According to the UPDATE
documentation, an UPDATE
always acquires an exclusive lock on the whole table. However, I am wondering if the exclusive lock is acquired before the rows to be updated are determined or only just before the actual update.
My concrete problem is that I have a nested SELECT
in my UPDATE
like this:
UPDATE Tasks
SET Status = 'Active'
WHERE Id = (SELECT TOP 1 Id
FROM Tasks
WHERE Type = 1
AND (SELECT COUNT(*)
FROM Tasks
WHERE Status = 'Active') = 0
ORDER BY Id)
Now I am wondering whether it is really guaranteed that there is exactly one
task with Status = 'Active'
afterwards if in parallel the same statement may be executed with another Type:
UPDATE Tasks
SET Status = 'Active'
WHERE Id = (SELECT TOP 1 Id
FROM Tasks
WHERE Type = 2 -- <== The only difference
AND (SELECT COUNT(*)
FROM Tasks
WHERE Status = 'Active') = 0
ORDER BY Id)
If for both statements the rows to change would be determined before the lock is acquired, I could end up with two active tasks which I must prevent.
If this is the case, how can I prevent it?
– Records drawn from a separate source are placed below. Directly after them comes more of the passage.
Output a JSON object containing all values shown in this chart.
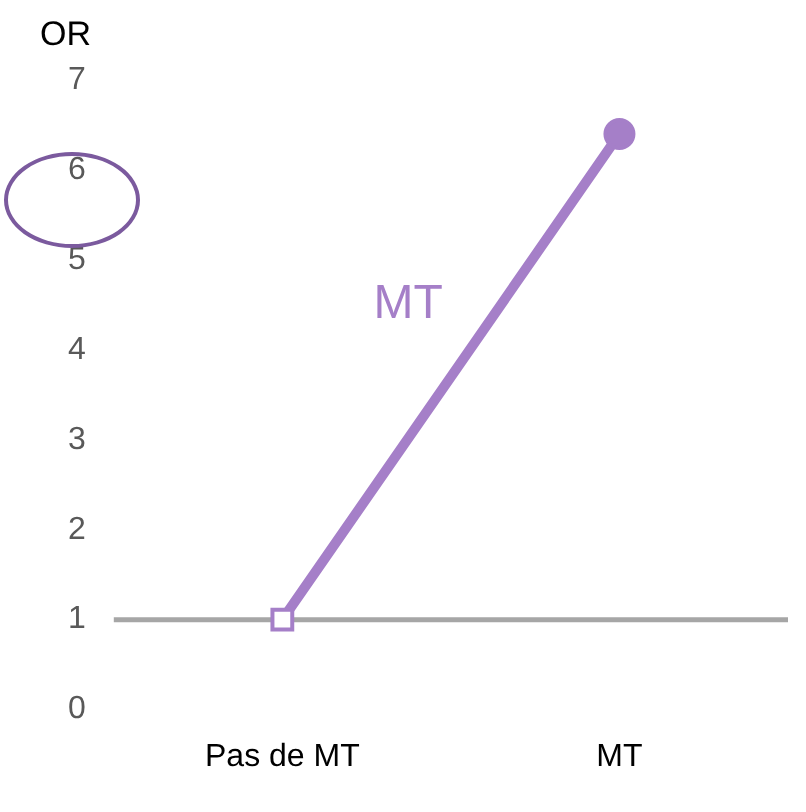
{
  "chart_data": {
    "type": "line",
    "ylabel": "OR",
    "categories": [
      "Pas de MT",
      "MT"
    ],
    "series": [
      {
        "name": "MT",
        "color": "#a57fc8",
        "values": [
          1,
          6.4
        ],
        "marker": "none"
      },
      {
        "type": "scatter",
        "color": "#a57fc8",
        "x": [
          "Pas de MT"
        ],
        "values": [
          1
        ],
        "marker": "square"
      },
      {
        "type": "scatter",
        "color": "#a57fc8",
        "x": [
          "MT"
        ],
        "values": [
          6.4
        ],
        "marker": "circle"
      }
    ],
    "ylim": [
      0,
      7
    ],
    "yticks": [
      0,
      1,
      2,
      3,
      4,
      5,
      6,
      7
    ],
    "grid": false,
    "legend": false,
    "ref_lines": [
      {
        "axis": "y",
        "value": 1,
        "color": "#a6a6a6"
      }
    ]
  }
}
Can I prevent it without setting the transaction level to SERIALIZABLE
or messing with lock hints?
From the answer to Is a single SQL Server statement atomic and consistent? I learned that the problem arises when the nested SELECT
accesses another table. However, I'm not sure if I have to care about this issue if only the updated table is concerned.